Most trauma programs can be divided into two types: those that believe in tranexamic acid (TXA) and those that don’t. I won’t get into the details of the CRASH-2 study here. But those centers that don’t believe usually give one of two reasons: they don’t think it works or they think the risk of venous thromboembolism (VTE) is too high.

EAST put together a multi-institutional trial to see if there was an association between TXA administration and subsequent VTE. The results are being reported as one of the paper presentations at the meeting this week. A retrospective study of the experience of 15 trauma centers was organized. A power analysis was preformed in advance, which showed that at least 830 patients were needed to detect a positive result.

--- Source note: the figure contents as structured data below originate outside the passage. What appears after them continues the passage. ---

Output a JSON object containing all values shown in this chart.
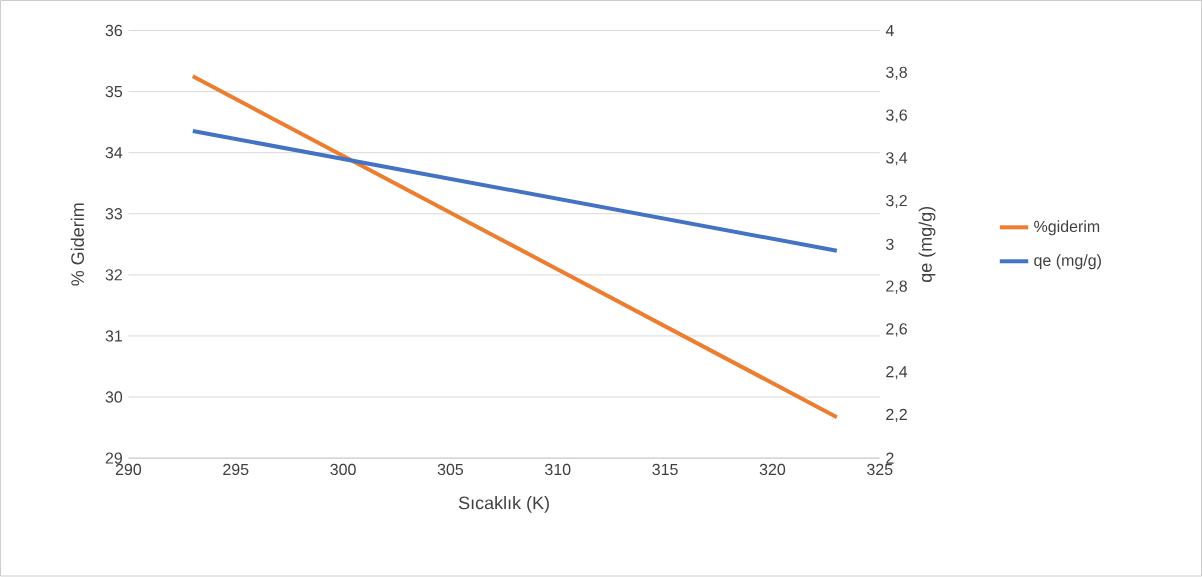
{
  "chart_data": {
    "type": "line",
    "xlabel": "Sıcaklık (K)",
    "ylabel": "% Giderim",
    "y2label": "qe (mg/g)",
    "x": [
      293,
      323
    ],
    "series": [
      {
        "name": "%giderim",
        "color": "#ed7d31",
        "values": [
          35.25,
          29.67
        ]
      },
      {
        "name": "qe (mg/g)",
        "color": "#4472c4",
        "axis": "y2",
        "values": [
          3.53,
          2.97
        ]
      }
    ],
    "xlim": [
      290,
      325
    ],
    "xticks": [
      290,
      295,
      300,
      305,
      310,
      315,
      320,
      325
    ],
    "ylim": [
      29,
      36
    ],
    "yticks": [
      29,
      30,
      31,
      32,
      33,
      34,
      35,
      36
    ],
    "y2lim": [
      2,
      4
    ],
    "y2ticks": [
      {
        "value": 2,
        "label": "2"
      },
      {
        "value": 2.2,
        "label": "2,2"
      },
      {
        "value": 2.4,
        "label": "2,4"
      },
      {
        "value": 2.6,
        "label": "2,6"
      },
      {
        "value": 2.8,
        "label": "2,8"
      },
      {
        "value": 3,
        "label": "3"
      },
      {
        "value": 3.2,
        "label": "3,2"
      },
      {
        "value": 3.4,
        "label": "3,4"
      },
      {
        "value": 3.6,
        "label": "3,6"
      },
      {
        "value": 3.8,
        "label": "3,8"
      },
      {
        "value": 4,
        "label": "4"
      }
    ],
    "grid": "y",
    "legend": "right",
    "marker": "none",
    "line_style": "solid"
  }
}
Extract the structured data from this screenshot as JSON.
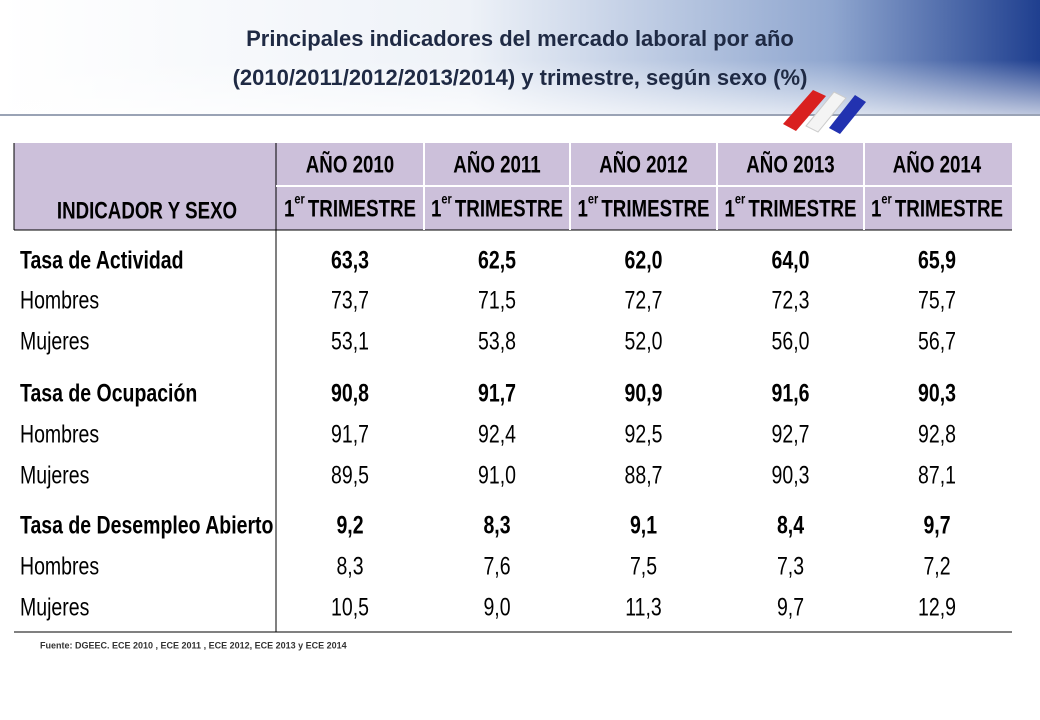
{
  "header": {
    "title": [
      "Principales indicadores del mercado laboral por año",
      "(2010/2011/2012/2013/2014)  y trimestre, según sexo (%)"
    ]
  },
  "table": {
    "corner": "INDICADOR  Y SEXO",
    "columns": [
      {
        "year": "AÑO 2010",
        "quarter": {
          "num": "1",
          "sup": "er",
          "label": "TRIMESTRE"
        }
      },
      {
        "year": "AÑO 2011",
        "quarter": {
          "num": "1",
          "sup": "er",
          "label": "TRIMESTRE"
        }
      },
      {
        "year": "AÑO 2012",
        "quarter": {
          "num": "1",
          "sup": "er",
          "label": "TRIMESTRE"
        }
      },
      {
        "year": "AÑO 2013",
        "quarter": {
          "num": "1",
          "sup": "er",
          "label": "TRIMESTRE"
        }
      },
      {
        "year": "AÑO 2014",
        "quarter": {
          "num": "1",
          "sup": "er",
          "label": "TRIMESTRE"
        }
      }
    ],
    "rows": [
      {
        "label": "Tasa de Actividad",
        "bold": true,
        "cells": [
          "63,3",
          "62,5",
          "62,0",
          "64,0",
          "65,9"
        ]
      },
      {
        "label": "Hombres",
        "bold": false,
        "cells": [
          "73,7",
          "71,5",
          "72,7",
          "72,3",
          "75,7"
        ]
      },
      {
        "label": "Mujeres",
        "bold": false,
        "cells": [
          "53,1",
          "53,8",
          "52,0",
          "56,0",
          "56,7"
        ]
      },
      {
        "label": "Tasa de Ocupación",
        "bold": true,
        "cells": [
          "90,8",
          "91,7",
          "90,9",
          "91,6",
          "90,3"
        ]
      },
      {
        "label": "Hombres",
        "bold": false,
        "cells": [
          "91,7",
          "92,4",
          "92,5",
          "92,7",
          "92,8"
        ]
      },
      {
        "label": "Mujeres",
        "bold": false,
        "cells": [
          "89,5",
          "91,0",
          "88,7",
          "90,3",
          "87,1"
        ]
      },
      {
        "label": "Tasa de Desempleo Abierto",
        "bold": true,
        "cells": [
          "9,2",
          "8,3",
          "9,1",
          "8,4",
          "9,7"
        ]
      },
      {
        "label": "Hombres",
        "bold": false,
        "cells": [
          "8,3",
          "7,6",
          "7,5",
          "7,3",
          "7,2"
        ]
      },
      {
        "label": "Mujeres",
        "bold": false,
        "cells": [
          "10,5",
          "9,0",
          "11,3",
          "9,7",
          "12,9"
        ]
      }
    ]
  },
  "source": "Fuente: DGEEC. ECE 2010 , ECE 2011 , ECE 2012, ECE 2013 y ECE 2014"
}
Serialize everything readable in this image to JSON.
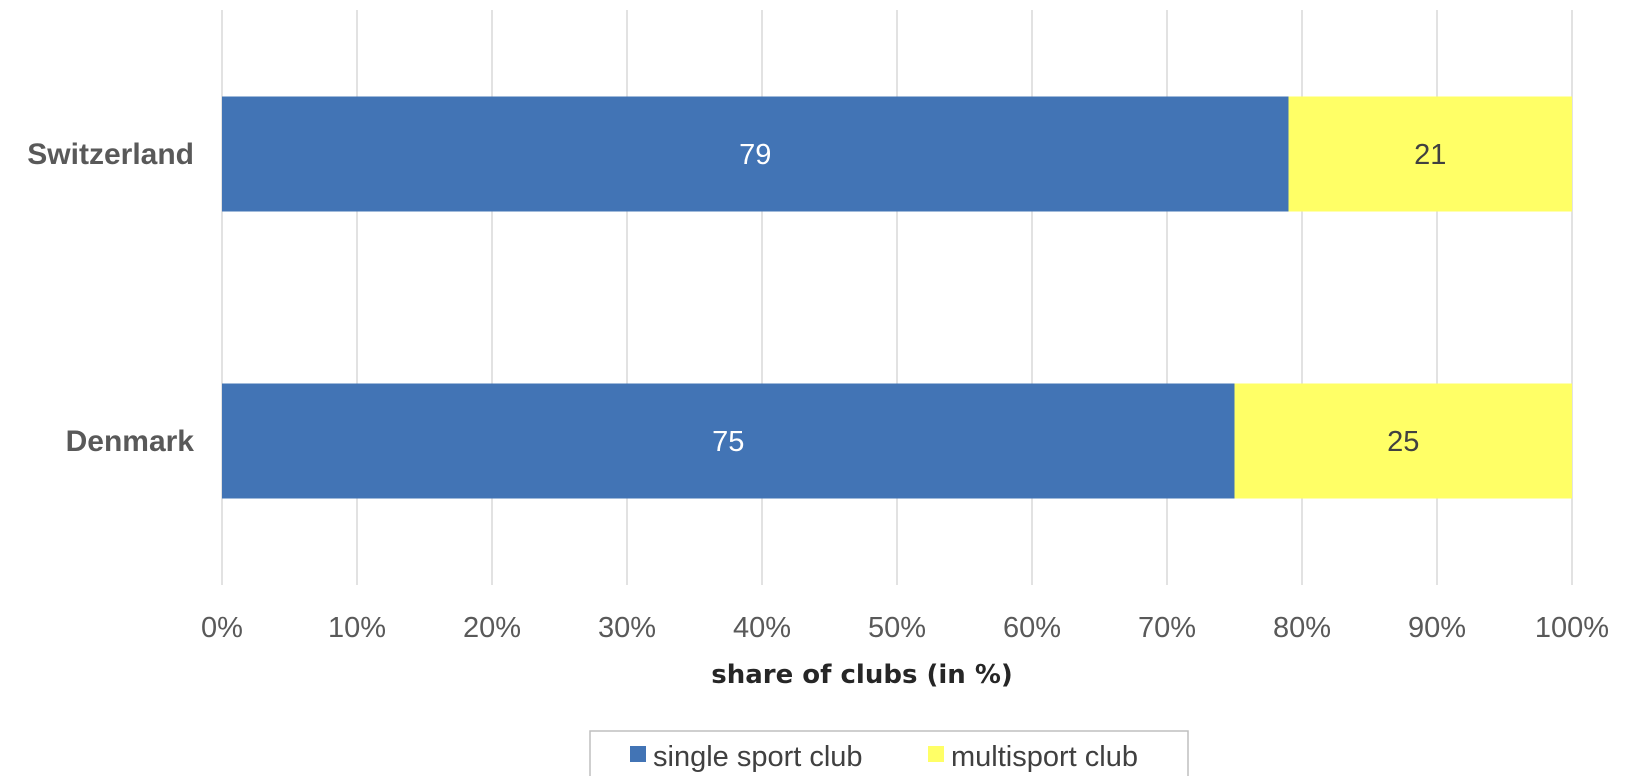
{
  "chart_data": {
    "type": "bar",
    "orientation": "horizontal",
    "stacked": true,
    "categories": [
      "Switzerland",
      "Denmark"
    ],
    "series": [
      {
        "name": "single sport club",
        "values": [
          79,
          75
        ],
        "color": "#4274b5"
      },
      {
        "name": "multisport club",
        "values": [
          21,
          25
        ],
        "color": "#ffff66"
      }
    ],
    "xlabel": "share of clubs (in %)",
    "xlim": [
      0,
      100
    ],
    "x_ticks": [
      "0%",
      "10%",
      "20%",
      "30%",
      "40%",
      "50%",
      "60%",
      "70%",
      "80%",
      "90%",
      "100%"
    ],
    "grid": true,
    "legend_position": "bottom"
  }
}
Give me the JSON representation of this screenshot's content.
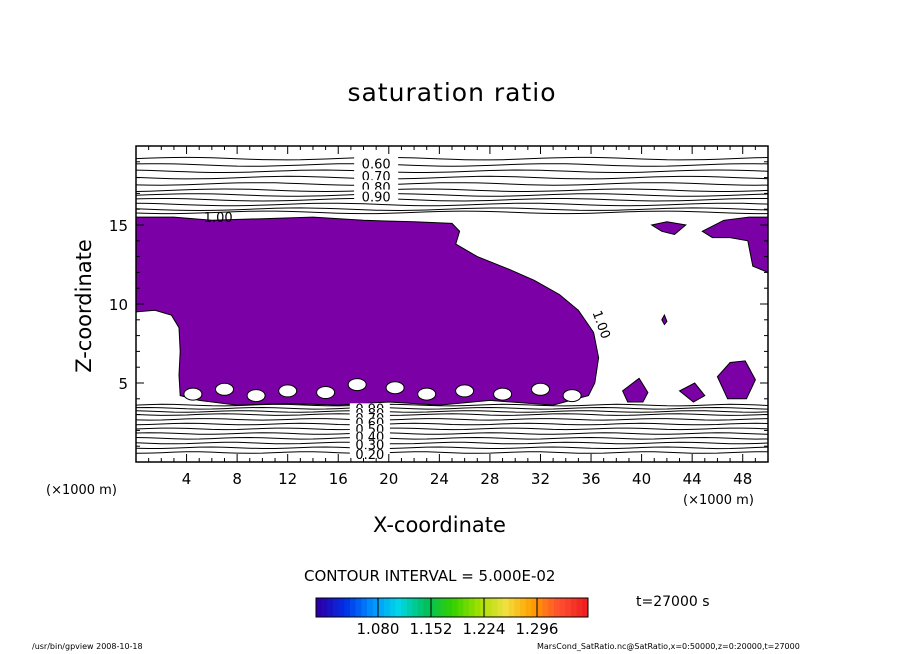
{
  "chart_data": {
    "type": "heatmap",
    "title": "saturation ratio",
    "xlabel": "X-coordinate",
    "ylabel": "Z-coordinate",
    "x_unit_label": "(×1000 m)",
    "xlim": [
      0,
      50
    ],
    "ylim": [
      0,
      20
    ],
    "x_ticks": [
      4,
      8,
      12,
      16,
      20,
      24,
      28,
      32,
      36,
      40,
      44,
      48
    ],
    "y_ticks": [
      5,
      10,
      15
    ],
    "contour_labels_upper": [
      "0.60",
      "0.70",
      "0.80",
      "0.90",
      "1.00"
    ],
    "contour_labels_lower": [
      "0.90",
      "0.80",
      "0.70",
      "0.60",
      "0.50",
      "0.40",
      "0.30",
      "0.20"
    ],
    "contour_label_right": "1.00",
    "fill_color": "#7b00a5",
    "contour_interval_text": "CONTOUR INTERVAL = 5.000E-02",
    "colorbar_ticks": [
      "1.080",
      "1.152",
      "1.224",
      "1.296"
    ],
    "colorbar_colors": [
      "#2a00a8",
      "#0030e8",
      "#0090ff",
      "#00d8e8",
      "#00c060",
      "#30d000",
      "#a0e000",
      "#f0e040",
      "#ffa000",
      "#ff5030",
      "#f02020"
    ],
    "time_label": "t=27000 s"
  },
  "footer": {
    "left": "/usr/bin/gpview   2008-10-18",
    "right": "MarsCond_SatRatio.nc@SatRatio,x=0:50000,z=0:20000,t=27000"
  }
}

Adult patients who received more than 5 units of blood during the first 24 hours were included. There were a lot of exclusionary criteria. They included death within 24 hours, pregnancy, pre-injury use of anticoagulants, interhospital transfer, TXA administration after 3 hours, and asymptomatic patients that had duplex VTE surveillance (huh?). The primary outcome studied was incidence of VTE, and secondary outcomes were MI, stroke, length of stay, and death.

Here are the factoids:

  • There were 1,333 eligible patients identified, and 887 (67%) received TXA
  • Females were significantly (over 2x) more likely to receive TXA (46% vs 19%)
  • 80% of patients given TXA received VTE prophylaxis, whereas only 60% of those who did not receive TXA got prophylaxis (also significant)
  • TXA patients had a statistically significantly higher ISS (27) compared to non-TXA patients (25) but this is not clinically significant
  • Mortality in the TXA group was significantly lower (17% vs 34%)
  • The number of units of blood, plasma, and platelets transfused were significantly lower in the TXA group
  • VTE rate appeared lower in the TXA group, but once multivariate analysis was applied, there was no difference

The group concluded that there was no association between TXA and VTE, but that it was linked to decreased mortality and transfusion need.

My comment: This was a study done the way they are supposed to be! Know your objectives and study outcomes up front. Figure out how many patients are needed to tease out any differences. And use understandable statistics to do so.

But, of course, it’s not perfect. No retrospective study is. Nor is any multi-institutional trial. There are lots of little variations and biases that can creep in. But the larger than required sample size helps with reducing the noise from these issues.

Basically, we have a decent study that shows that the clinical end points that we usually strive for are significantly improved in patients who have TXA administered. We don’t know why, we just know that it’s a pretty good association.

This study shows that the usual reasons given for not using TXA don’t appear to hold true. So hopefully it will convert a few of the TXA non-believers out there. I’m excited to hear more details during the presentation at the meeting.

Reference: Association of TXA with venous thromboembolism in bleeding trauma patients: an EAST multicenter study. EAST Annual Assembly, Paper #13, 2020.